I hear the wd 3tb green drives are not compatible with boot camp?

They are not natively compatible with Win XP but you can align them with a utility. PITA and OS X, Vista, and Win 7 don't need it. Has to do with WD advanced format block writing.
I would not get the 3TB's anyway, 4-platters, high death rate and very noisy compared to 2TB Greens. The WD20EARS 2TB version is 3 platters and way quieter, if that is your thing. It is mine at this point.
 
They are not natively compatible with Win XP but you can align them with a utility. PITA and OS X, Vista, and Win 7 don't need it. Has to do with WD advanced format block writing.
I would not get the 3TB's anyway, 4-platters, high death rate and very noisy compared to 2TB Greens. The WD20EARS 2TB version is 3 platters and way quieter, if that is your thing. It is mine at this point.

would they work with a small 32gb xp partition on my mac boot disc?

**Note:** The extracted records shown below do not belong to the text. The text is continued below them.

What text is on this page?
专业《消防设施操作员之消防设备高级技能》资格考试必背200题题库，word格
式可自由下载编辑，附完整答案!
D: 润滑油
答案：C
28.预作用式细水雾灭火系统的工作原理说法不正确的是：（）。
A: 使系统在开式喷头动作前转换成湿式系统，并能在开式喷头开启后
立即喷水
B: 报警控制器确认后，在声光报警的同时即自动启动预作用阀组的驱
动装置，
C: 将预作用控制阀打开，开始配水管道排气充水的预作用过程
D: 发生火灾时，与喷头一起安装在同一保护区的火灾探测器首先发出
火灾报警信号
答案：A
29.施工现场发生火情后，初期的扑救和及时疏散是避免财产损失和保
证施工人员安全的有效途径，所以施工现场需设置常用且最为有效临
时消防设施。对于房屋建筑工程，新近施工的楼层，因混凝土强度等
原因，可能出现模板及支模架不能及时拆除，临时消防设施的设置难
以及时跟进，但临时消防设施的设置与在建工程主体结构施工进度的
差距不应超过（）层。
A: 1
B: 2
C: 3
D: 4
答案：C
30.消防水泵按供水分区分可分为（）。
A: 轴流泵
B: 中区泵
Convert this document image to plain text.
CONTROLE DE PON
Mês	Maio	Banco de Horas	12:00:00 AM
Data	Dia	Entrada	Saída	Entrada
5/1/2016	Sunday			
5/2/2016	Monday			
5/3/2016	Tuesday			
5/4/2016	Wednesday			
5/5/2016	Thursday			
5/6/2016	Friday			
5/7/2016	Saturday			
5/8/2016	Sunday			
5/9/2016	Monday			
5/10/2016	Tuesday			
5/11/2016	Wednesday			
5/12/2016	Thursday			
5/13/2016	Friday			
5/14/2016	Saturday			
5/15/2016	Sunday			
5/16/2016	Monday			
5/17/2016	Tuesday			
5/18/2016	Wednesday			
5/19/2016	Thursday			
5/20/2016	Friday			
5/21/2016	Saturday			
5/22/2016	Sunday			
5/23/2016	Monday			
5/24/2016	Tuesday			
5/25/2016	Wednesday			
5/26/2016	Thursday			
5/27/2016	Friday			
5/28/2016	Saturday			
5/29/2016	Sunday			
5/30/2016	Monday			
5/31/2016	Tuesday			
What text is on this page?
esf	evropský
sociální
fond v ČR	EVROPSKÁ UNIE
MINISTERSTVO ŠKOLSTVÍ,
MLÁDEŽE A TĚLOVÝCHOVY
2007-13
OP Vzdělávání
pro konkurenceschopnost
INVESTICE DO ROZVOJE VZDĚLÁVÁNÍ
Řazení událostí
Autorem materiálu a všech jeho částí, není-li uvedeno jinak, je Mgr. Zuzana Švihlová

also, would having 3 of them as a raid cause problems or just stick to wd black cavilar normal 7200 rpm drives for raid?
 
would they work with a small 32gb xp partition on my mac boot disc?

also, would having 3 of them as a raid cause problems or just stick to wd black cavilar normal 7200 rpm drives for raid?
Greens, no matter the size, aren't meant for RAID use (can't take the wear and tear, and the power management doesn't help either <lots of additional spinup/down increases the wear>).

Better to stick with 7200rpm drives (Caviar Blacks would be best, as they're more reliable than other brands; 5 yr warranty and better platters).